Triggering the OOM killer represents a failure of earlier load control mechanisms. A well-tuned system should rarely or never reach this point. If OOM kills are frequent, the solution is better admission control, more memory, or fewer processes—not just better OOM victim selection.

Load Control in Modern Operating Systems

Modern systems implement load control through various mechanisms, often without explicit 'swapper' or 'medium-term scheduler' components.

Linux:

kswapd: Background thread that maintains free page reserves, triggered when free falls below watermarks
Direct reclaim: Processes needing memory perform reclamation themselves when kswapd can't keep up
Memory cgroups: Allow per-group memory limits, isolating workloads
OOM killer: Last resort termination when other mechanisms fail
No explicit swapper: Linux relies on page-level management rather than whole-process swapping

Windows:

Working Set Manager: Trims working sets when memory pressure rises
Balance Set Manager: Manages the set of processes in memory
Superfetch: Preloads anticipated pages, but yields to real demand
Memory Priority: Different priorities for process memory retention
Modern Standby/Connected Standby: Sophisticated power/memory management for mobile

macOS:

Compressed Memory: Compress inactive pages before swapping
Memory Pressure Framework: Applications notified of memory state, can self-reduce
Automatic App Termination: Apps marked as terminatable can be killed and automatically relaunched
App Nap: Reduces resource usage of non-visible applications

Modern System Load Control Comparison
Feature	Linux	Windows	macOS
Primary mechanism	kswapd + direct reclaim	Working set manager	Compressed memory
Process suspension	Rare (per-page focus)	Explicit (swap out)	App termination
Admission control	cgroups (optional)	Job objects	Automatic management
Application cooperation	None required	None required	Memory pressure notifications
Last resort	OOM killer	Close applications prompt	Terminate low-priority apps

Evolution of Load Control

Modern systems have evolved beyond explicit medium-term scheduling to more nuanced approaches.

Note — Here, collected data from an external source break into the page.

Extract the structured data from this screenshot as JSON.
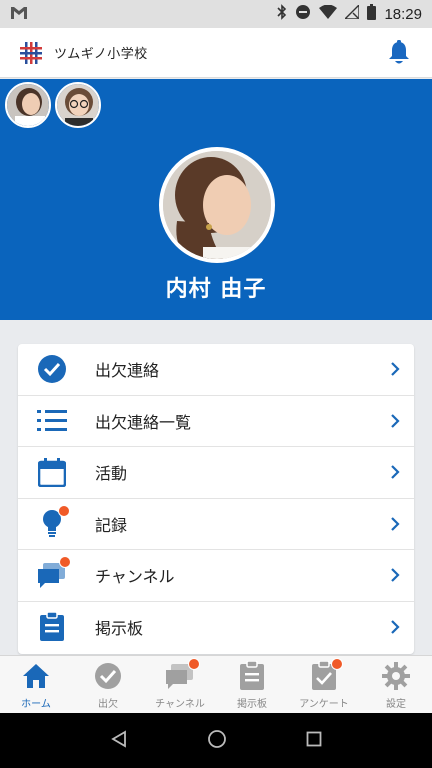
{
  "status_bar": {
    "time": "18:29"
  },
  "header": {
    "school_name": "ツムギノ小学校"
  },
  "profile": {
    "name": "内村 由子"
  },
  "menu": [
    {
      "label": "出欠連絡",
      "icon": "check-circle-icon",
      "badge": false
    },
    {
      "label": "出欠連絡一覧",
      "icon": "list-icon",
      "badge": false
    },
    {
      "label": "活動",
      "icon": "calendar-icon",
      "badge": false
    },
    {
      "label": "記録",
      "icon": "lightbulb-icon",
      "badge": true
    },
    {
      "label": "チャンネル",
      "icon": "chat-icon",
      "badge": true
    },
    {
      "label": "掲示板",
      "icon": "clipboard-icon",
      "badge": false
    }
  ],
  "bottom_nav": [
    {
      "label": "ホーム",
      "icon": "home-icon",
      "active": true
    },
    {
      "label": "出欠",
      "icon": "check-circle-icon",
      "active": false
    },
    {
      "label": "チャンネル",
      "icon": "chat-icon",
      "active": false,
      "badge": true
    },
    {
      "label": "掲示板",
      "icon": "clipboard-icon",
      "active": false
    },
    {
      "label": "アンケート",
      "icon": "survey-icon",
      "active": false,
      "badge": true
    },
    {
      "label": "設定",
      "icon": "gear-icon",
      "active": false
    }
  ],
  "colors": {
    "primary": "#0a64bd",
    "badge": "#f05a28",
    "nav_inactive": "#a0a0a0"
  }
}
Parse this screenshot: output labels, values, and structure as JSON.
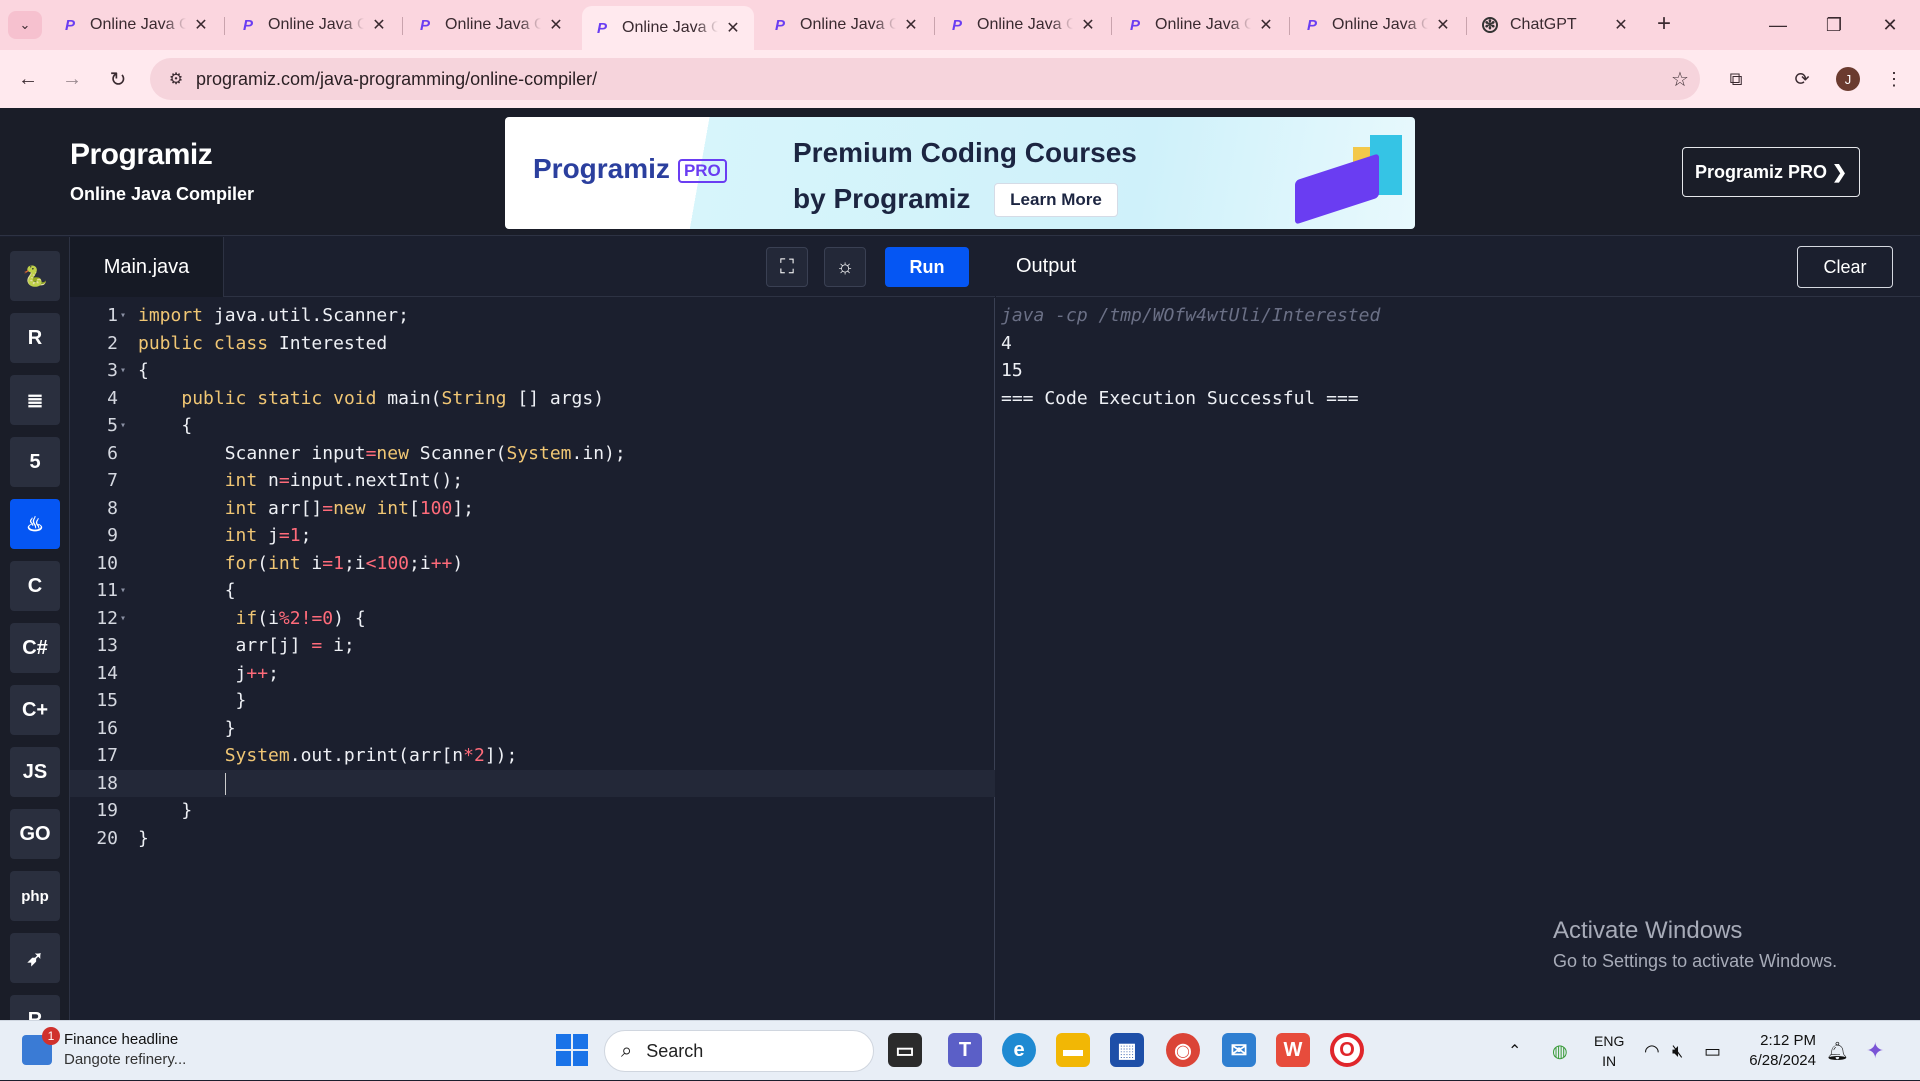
{
  "browser": {
    "tabs": [
      {
        "title": "Online Java Compiler",
        "icon": "programiz-favicon",
        "active": false
      },
      {
        "title": "Online Java Compiler",
        "icon": "programiz-favicon",
        "active": false
      },
      {
        "title": "Online Java Compiler",
        "icon": "programiz-favicon",
        "active": false
      },
      {
        "title": "Online Java Compiler",
        "icon": "programiz-favicon",
        "active": true
      },
      {
        "title": "Online Java Compiler",
        "icon": "programiz-favicon",
        "active": false
      },
      {
        "title": "Online Java Compiler",
        "icon": "programiz-favicon",
        "active": false
      },
      {
        "title": "Online Java Compiler",
        "icon": "programiz-favicon",
        "active": false
      },
      {
        "title": "Online Java Compiler",
        "icon": "programiz-favicon",
        "active": false
      },
      {
        "title": "ChatGPT",
        "icon": "chatgpt-favicon",
        "active": false
      }
    ],
    "url": "programiz.com/java-programming/online-compiler/",
    "profile_initial": "J"
  },
  "header": {
    "logo": "Programiz",
    "subtitle": "Online Java Compiler",
    "banner": {
      "brand": "Programiz",
      "brand_badge": "PRO",
      "headline_1": "Premium Coding Courses",
      "headline_2": "by Programiz",
      "cta": "Learn More"
    },
    "pro_button": "Programiz PRO ❯"
  },
  "languages": [
    {
      "name": "python",
      "glyph": "🐍"
    },
    {
      "name": "r",
      "glyph": "R"
    },
    {
      "name": "sql",
      "glyph": "≣"
    },
    {
      "name": "html",
      "glyph": "5"
    },
    {
      "name": "java",
      "glyph": "♨",
      "active": true
    },
    {
      "name": "c",
      "glyph": "C"
    },
    {
      "name": "csharp",
      "glyph": "C#"
    },
    {
      "name": "cpp",
      "glyph": "C+"
    },
    {
      "name": "js",
      "glyph": "JS"
    },
    {
      "name": "go",
      "glyph": "GO"
    },
    {
      "name": "php",
      "glyph": "php"
    },
    {
      "name": "swift",
      "glyph": "➶"
    },
    {
      "name": "rust",
      "glyph": "R"
    }
  ],
  "editor": {
    "file_tab": "Main.java",
    "run_label": "Run",
    "lines": [
      "import java.util.Scanner;",
      "public class Interested",
      "{",
      "    public static void main(String [] args)",
      "    {",
      "        Scanner input=new Scanner(System.in);",
      "        int n=input.nextInt();",
      "        int arr[]=new int[100];",
      "        int j=1;",
      "        for(int i=1;i<100;i++)",
      "        {",
      "         if(i%2!=0) {",
      "         arr[j] = i;",
      "         j++;",
      "         }",
      "        }",
      "        System.out.print(arr[n*2]);",
      "        ",
      "    }",
      "}"
    ],
    "fold_lines": [
      1,
      3,
      5,
      11,
      12
    ],
    "current_line": 18
  },
  "output": {
    "title": "Output",
    "clear_label": "Clear",
    "lines": [
      "java -cp /tmp/WOfw4wtUli/Interested",
      "4",
      "15",
      "=== Code Execution Successful ==="
    ]
  },
  "watermark": {
    "title": "Activate Windows",
    "subtitle": "Go to Settings to activate Windows."
  },
  "taskbar": {
    "news_title": "Finance headline",
    "news_sub": "Dangote refinery...",
    "news_badge": "1",
    "search_placeholder": "Search",
    "lang_1": "ENG",
    "lang_2": "IN",
    "time": "2:12 PM",
    "date": "6/28/2024"
  }
}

Compression reduces swap I/O, app termination with restoration provides user transparency, and memory limits provide workload isolation. The core principle remains: control the number of active competitors for memory to prevent thrashing.

Summary: Load Control

Load control represents the highest-level approach to thrashing prevention—controlling not just how much memory each process gets, but how many processes actively compete. Let's consolidate our understanding:

Core Load Control Principles

•Multiprogramming Level Matters — There's an optimal number of active processes. Too few underutilizes resources; too many causes thrashing.
•Admission Control — Gate entry to the active set, preventing overcommitment before it happens.
•Medium-Term Scheduling — Adjust which admitted processes are currently active by swapping in/out.
•Deactivation Criteria — Use priority, memory consumption, blocking status, and fairness to select which processes wait.
•Multi-Metric Detection — Combine free memory, fault rate, CPU patterns, and I/O metrics to detect overload early.
•Progressive Load Shedding — Escalate from gentle (restrict admissions) to aggressive (termination) as needed.
•Prevention Over Reaction — Proactive admission control is preferable to reactive process termination.

Looking Ahead:

Load control adjusts which processes compete for memory. But sometimes even with intelligent load control, specific processes need to be temporarily removed from competition entirely. The next page explores Swapping Processes—the mechanics and policies of moving entire processes between memory and secondary storage.

Section Complete

You now understand load control as a fundamental thrashing prevention strategy. The key insight is that controlling the number of active processes—not just their individual allocations—is essential for system stability. Better to run fewer processes efficiently than many processes in a thrashing state.